There are a number of different ways to finance your business lease. Here at AMT, we specialise in business contract hire but it's worth reading through the other options so you can make an informed choice that meets your business needs.
Business contract hire, also known as business leasing, arrangements are not only tax efficient, they are also one of the most cost-effective and simplest ways to add vehicles to a fleet without having a significant impact on finances.
A monthly rental to lease the selected vehicle is paid over a set period, typically between twelve and sixty months, with a flexible initial payment of either one, three, six, nine or twelve months to be paid after delivery. The vehicle is then returned at the end of the term. Annual mileage requirements, servicing and maintenance options can all be customised and included within the fixed monthly payment if required.
Business contract purchase allows you to enjoy the risk-free element of contract hire, while still having the option to purchase the vehicle at the end of the contract term. That allows you to enjoy low monthly payments, coupled with the freedom to wait until the very end of the contract to decide whether you want to purchase the vehicle. This is especially useful for luxury vehicles that are likely to retain their value.
We will work out a fixed monthly payment plan for you and estimate the vehicle’s likely value at the end of the contract. You can start using the vehicle immediately, making the monthly payments and effectively leasing it. As the end of your term nears, you have a choice; you can either choose to hand the vehicle back to us and walk away from the deal completely, or pay the previously agreed figure to assume full ownership. Alternatively, you can refinance the final balloon payment to spread the cost of buying the vehicle.
A hire purchase plan is a very popular and flexible way for businesses to acquire the vehicle they want immediately and to take ownership of it once the value has been fully repaid.
Hire purchase is a very simple finance option. A deposit payment is agreed – typically a multiple of the monthly payment – and repayments will be calculated based on this figure, the value of the vehicle, and the length of the repayment term. Once all the repayments have been completed, the business will become the legal owner of the vehicle. In some cases, the contract allows a proportion of the cost to be deferred to the end of the term before a final balloon payment is made.
A lease purchase is a popular option for a company that prefers to own its vehicles but likes to spread the payment for them over a fixed length of time. This option is similar to PCP, with the difference being that an agreement to purchase the vehicle at the end of the term is made in advance, with no option for the purchaser to change their mind when the contract ends.
A fixed monthly lease fee and a final balloon payment will be set and agreed at the outset. The balloon payment is based on the vehicle’s estimated future value, or residual value.
When the end of the term arrives, the final balloon payment will be made and ownership of the car will transfer. Or it can be requested that we sell the vehicle on to cover the outstanding value. If the vehicle’s sale exceeds the final balloon payment, 98% of the profits from the sale will be received by the lease holder.
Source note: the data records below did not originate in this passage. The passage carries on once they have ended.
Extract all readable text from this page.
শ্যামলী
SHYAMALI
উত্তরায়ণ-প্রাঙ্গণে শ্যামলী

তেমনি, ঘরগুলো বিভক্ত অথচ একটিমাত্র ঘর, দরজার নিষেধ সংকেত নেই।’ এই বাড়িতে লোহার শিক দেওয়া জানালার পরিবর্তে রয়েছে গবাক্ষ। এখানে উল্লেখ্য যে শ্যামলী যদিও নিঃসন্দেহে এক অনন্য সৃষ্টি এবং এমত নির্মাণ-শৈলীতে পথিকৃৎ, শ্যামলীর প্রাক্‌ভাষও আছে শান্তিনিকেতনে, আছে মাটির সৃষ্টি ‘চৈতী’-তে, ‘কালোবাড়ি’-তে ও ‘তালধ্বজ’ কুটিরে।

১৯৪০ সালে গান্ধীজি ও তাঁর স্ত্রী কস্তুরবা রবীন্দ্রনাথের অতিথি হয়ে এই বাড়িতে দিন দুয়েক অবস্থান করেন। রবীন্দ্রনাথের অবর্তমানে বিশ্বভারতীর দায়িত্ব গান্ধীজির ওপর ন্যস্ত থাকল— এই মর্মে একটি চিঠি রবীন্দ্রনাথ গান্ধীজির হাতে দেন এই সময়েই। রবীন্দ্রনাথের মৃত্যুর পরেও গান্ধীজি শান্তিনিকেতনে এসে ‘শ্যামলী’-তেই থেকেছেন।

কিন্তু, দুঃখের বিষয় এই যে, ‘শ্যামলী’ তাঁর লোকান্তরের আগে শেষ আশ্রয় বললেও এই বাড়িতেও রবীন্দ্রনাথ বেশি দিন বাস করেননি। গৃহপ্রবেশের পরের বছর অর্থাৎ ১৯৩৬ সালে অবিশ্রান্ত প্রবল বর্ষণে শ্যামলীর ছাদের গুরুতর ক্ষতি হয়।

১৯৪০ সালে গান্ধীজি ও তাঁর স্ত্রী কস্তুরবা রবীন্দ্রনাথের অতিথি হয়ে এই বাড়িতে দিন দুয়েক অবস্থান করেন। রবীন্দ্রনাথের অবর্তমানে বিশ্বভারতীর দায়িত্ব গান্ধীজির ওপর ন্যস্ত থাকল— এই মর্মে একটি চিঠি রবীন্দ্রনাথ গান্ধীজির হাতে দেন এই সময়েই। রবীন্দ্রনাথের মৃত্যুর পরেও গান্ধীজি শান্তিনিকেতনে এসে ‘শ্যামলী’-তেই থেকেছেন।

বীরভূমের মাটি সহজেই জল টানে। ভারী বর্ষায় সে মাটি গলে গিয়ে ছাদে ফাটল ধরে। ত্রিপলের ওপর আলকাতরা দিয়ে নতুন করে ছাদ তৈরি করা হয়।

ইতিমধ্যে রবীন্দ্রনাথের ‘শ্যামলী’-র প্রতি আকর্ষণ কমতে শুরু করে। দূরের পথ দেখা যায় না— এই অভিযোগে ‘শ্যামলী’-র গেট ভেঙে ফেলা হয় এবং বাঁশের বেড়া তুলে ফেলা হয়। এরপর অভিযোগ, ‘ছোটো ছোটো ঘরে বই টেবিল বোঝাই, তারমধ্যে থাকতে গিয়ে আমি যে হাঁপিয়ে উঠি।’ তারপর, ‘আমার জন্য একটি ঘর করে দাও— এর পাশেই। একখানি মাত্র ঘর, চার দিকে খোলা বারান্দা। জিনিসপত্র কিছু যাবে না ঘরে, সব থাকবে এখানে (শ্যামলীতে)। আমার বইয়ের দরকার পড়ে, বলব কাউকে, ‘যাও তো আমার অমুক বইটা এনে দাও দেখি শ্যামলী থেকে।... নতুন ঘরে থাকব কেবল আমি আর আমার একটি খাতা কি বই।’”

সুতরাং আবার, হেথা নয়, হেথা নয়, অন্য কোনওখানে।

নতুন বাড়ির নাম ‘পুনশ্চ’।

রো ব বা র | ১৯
Conversely, if the sale value is less than the outstanding amount to pay, you would have to pay the difference.
This option often works out best with luxury cars which tend to retain their residual value extremely well. As the business will be taking on the vehicle as an asset, it will want it to retain as much of its original value as possible in order to benefit.
A business finance lease is a practical and appealing way to gain instant access to a vehicle at an affordable monthly cost. There’s no capital outlay and vehicles purchased in this way will not show up on a balance sheet as assets. At the end of the agreement, any outstanding value can be met by selling the vehicle to a third party.
Essentially, the business rents the vehicle from the finance company for an agreed period. The finance company has ownership of the vehicle but the business (leasse) has exclusive use of the vehicle. The payments made in the contract term are calculated to cover the total cost of the vehicle. Sometimes the lessee pays a balloon payment at the end of the contract, by which point the finance company will have recovered their total investment.